Lucrecia intentó varias veces hacerle entender a Alejandro Paz que no pretendía conseguir ningún premio ni reconocimiento. Él se mantuvo firme en su negativa.
—Tenés talento, ya lo sabés —le dijo él como disculpa—. No quiero que escribás para otros. Y, sobre todo, no quiero que escribás para Dana Green. Sería para vos un callejón sin salida.
—¿Prefieres que emborrone páginas y más páginas con las tonterías de Sam Fisher? —Lucrecia lo miró con los ojos brillantes de furia—. ¿Eso es lo que quieres para mí?
Alejandro intentaba convencerla.
—Che, creeme, la oportunidad llegará a su tiempo.
—¡Mi oportunidad ha llegado y se llama Dana Green! —replicó Lucrecia—. ¡No quiero que te interpongas!
—Lo siento, Lucrecia. —Alejandro negó con determinación—. No cambiaré de opinión.
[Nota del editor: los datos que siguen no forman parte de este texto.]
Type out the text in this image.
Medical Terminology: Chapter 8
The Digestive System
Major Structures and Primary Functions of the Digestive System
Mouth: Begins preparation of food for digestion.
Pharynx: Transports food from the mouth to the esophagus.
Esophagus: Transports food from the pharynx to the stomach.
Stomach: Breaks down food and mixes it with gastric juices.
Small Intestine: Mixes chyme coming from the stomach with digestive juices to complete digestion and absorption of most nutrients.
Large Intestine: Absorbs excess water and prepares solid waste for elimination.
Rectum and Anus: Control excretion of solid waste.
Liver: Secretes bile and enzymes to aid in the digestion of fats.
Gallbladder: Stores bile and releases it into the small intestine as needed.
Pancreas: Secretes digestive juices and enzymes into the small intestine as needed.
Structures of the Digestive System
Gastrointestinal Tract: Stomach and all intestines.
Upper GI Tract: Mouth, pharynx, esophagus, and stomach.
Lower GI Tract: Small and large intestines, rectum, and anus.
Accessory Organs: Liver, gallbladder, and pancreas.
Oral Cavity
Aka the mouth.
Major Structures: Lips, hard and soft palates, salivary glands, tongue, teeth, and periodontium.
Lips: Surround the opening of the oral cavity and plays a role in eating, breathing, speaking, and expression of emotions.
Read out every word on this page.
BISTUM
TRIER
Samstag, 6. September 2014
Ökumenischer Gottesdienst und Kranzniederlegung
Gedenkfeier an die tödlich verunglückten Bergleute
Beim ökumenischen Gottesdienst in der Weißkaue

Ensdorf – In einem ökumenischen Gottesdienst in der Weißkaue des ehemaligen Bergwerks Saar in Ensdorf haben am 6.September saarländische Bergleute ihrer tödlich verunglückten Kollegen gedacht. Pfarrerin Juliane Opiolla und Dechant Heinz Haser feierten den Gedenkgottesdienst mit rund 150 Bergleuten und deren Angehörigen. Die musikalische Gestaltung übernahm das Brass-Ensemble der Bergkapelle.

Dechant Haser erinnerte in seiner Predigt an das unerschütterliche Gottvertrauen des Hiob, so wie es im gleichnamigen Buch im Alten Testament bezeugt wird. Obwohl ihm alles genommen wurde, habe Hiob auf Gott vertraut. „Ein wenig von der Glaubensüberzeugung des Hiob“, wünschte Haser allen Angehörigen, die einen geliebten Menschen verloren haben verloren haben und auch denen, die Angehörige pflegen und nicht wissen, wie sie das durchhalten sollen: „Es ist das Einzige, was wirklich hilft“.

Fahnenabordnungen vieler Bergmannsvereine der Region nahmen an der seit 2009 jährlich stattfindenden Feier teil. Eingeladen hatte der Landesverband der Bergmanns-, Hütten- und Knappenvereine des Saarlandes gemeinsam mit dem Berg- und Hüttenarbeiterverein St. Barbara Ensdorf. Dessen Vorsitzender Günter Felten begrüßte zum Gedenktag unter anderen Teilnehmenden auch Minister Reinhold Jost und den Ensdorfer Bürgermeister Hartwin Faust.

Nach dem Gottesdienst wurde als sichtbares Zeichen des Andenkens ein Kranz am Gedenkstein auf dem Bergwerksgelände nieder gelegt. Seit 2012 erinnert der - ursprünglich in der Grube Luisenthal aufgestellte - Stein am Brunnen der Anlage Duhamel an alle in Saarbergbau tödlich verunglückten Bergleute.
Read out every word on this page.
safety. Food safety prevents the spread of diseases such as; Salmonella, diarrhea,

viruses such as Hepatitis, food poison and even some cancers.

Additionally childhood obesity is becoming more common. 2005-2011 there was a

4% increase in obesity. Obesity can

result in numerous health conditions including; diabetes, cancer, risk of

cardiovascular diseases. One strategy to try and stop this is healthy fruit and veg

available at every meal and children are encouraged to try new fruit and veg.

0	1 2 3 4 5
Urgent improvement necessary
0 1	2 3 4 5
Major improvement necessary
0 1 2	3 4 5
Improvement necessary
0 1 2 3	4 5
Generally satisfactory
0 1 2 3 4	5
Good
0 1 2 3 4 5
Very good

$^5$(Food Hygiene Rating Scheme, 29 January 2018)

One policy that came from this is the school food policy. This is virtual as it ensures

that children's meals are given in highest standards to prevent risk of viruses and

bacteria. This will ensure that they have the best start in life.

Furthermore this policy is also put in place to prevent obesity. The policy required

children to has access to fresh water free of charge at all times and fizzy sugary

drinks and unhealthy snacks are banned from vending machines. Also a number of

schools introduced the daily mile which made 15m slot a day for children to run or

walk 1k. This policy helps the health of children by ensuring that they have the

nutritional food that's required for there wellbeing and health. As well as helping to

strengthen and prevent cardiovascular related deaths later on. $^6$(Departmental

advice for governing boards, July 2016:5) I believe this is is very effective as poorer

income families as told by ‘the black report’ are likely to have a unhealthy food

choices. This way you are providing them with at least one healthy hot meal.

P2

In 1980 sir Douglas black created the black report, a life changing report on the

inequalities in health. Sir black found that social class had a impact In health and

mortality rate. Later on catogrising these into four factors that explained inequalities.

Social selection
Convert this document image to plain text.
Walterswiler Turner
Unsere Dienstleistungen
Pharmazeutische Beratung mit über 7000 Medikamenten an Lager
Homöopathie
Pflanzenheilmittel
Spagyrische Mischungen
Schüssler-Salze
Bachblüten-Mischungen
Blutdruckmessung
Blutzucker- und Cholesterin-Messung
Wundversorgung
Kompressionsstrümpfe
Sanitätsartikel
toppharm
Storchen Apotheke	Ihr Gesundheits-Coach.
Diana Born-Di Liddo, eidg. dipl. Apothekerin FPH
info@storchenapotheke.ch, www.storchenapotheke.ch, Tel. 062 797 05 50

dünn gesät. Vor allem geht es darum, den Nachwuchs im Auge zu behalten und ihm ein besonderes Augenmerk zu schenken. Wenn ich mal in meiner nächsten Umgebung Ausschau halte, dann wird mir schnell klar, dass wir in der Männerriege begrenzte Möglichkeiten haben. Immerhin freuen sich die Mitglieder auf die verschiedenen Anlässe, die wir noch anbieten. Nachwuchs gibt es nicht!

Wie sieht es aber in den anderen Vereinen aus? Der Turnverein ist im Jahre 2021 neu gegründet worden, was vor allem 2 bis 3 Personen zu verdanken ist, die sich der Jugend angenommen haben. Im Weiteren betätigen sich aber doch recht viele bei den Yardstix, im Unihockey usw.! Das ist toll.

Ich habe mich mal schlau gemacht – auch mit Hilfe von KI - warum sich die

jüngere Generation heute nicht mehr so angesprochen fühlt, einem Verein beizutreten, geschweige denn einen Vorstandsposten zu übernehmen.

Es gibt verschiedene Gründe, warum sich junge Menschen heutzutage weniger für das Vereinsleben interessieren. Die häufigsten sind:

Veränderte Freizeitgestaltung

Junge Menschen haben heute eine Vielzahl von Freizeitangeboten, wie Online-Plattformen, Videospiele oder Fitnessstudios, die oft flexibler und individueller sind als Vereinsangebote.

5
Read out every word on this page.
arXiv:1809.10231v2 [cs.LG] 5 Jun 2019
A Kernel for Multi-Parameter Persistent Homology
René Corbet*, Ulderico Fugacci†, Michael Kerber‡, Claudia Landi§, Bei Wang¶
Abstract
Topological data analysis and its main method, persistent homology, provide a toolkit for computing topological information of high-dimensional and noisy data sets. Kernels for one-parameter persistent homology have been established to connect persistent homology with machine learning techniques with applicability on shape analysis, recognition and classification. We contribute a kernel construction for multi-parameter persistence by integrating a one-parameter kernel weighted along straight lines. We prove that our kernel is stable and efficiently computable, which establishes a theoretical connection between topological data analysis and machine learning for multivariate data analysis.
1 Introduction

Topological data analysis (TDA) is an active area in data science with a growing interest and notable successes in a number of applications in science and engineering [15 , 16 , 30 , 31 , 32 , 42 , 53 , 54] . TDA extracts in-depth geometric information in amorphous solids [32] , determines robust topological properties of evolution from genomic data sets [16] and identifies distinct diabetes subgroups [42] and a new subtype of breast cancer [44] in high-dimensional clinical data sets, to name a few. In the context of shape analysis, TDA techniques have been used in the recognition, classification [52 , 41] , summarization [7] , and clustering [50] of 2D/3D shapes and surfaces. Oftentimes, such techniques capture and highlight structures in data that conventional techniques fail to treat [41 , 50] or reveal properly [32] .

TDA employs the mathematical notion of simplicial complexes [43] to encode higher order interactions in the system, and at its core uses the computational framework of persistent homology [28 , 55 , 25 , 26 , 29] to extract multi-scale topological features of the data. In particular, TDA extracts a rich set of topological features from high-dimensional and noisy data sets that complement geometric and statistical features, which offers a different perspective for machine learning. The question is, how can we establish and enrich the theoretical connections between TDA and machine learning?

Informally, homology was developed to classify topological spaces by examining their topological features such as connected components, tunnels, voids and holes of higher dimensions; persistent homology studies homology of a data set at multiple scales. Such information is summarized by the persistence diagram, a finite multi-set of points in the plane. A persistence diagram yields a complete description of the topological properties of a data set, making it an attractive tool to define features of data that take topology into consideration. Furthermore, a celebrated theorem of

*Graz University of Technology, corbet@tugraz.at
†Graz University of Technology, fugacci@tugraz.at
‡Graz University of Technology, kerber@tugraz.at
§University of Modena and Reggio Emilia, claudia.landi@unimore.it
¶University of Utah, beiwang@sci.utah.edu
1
—No lo entiendo. ¿Por qué me haces esto?
—Yo me preocupo por vos, Lucrecia.
—¡No decidas por mí! ¡Ya soy mayorcita!
—Lo siento, Lucrecia. Algún día me lo agradecerás.
Ella lo señaló con un dedo.
—¿No será que quieres dar un giro a tu carrera? —lo acusó—. Últimamente revoloteas alrededor de Dana como un buitre. ¿Acaso me quieres quitar el puesto?
Alejandro tragó saliva.
—Es cierto que, tal vez, esteee… sea yo quien le escriba la nueva novela a Dana. Tengo una idea muy linda.
Lucrecia se sacudió con fuerza, como si le hubiese dado un calambrazo. Sus brazos se agitaron con fuerza y acabó aplaudiendo, un gesto esperpénticamente opuesto a lo que pretendía.
—Eres un maldito cabrón, Alejandro —sentenció—. ¡Cabrón, cabrón…! ¡Y yo que creía que eras buena persona! ¡Me has apuñalado por la espalda, espalda, espalda…!
Él la miró, apretó los labios y negó lentamente.
—¡Además, eres un hortera y un cursi relamido! —Lucrecia abrió los brazos en aspa—. ¿Cómo puedes decir que tienes una idea muy linda? ¡Estamos hablando de novela negra, de asesinatos crueles y espeluznantes! ¡Espeluznantes! ¡Espeluznantes! ¡Espeluznantes!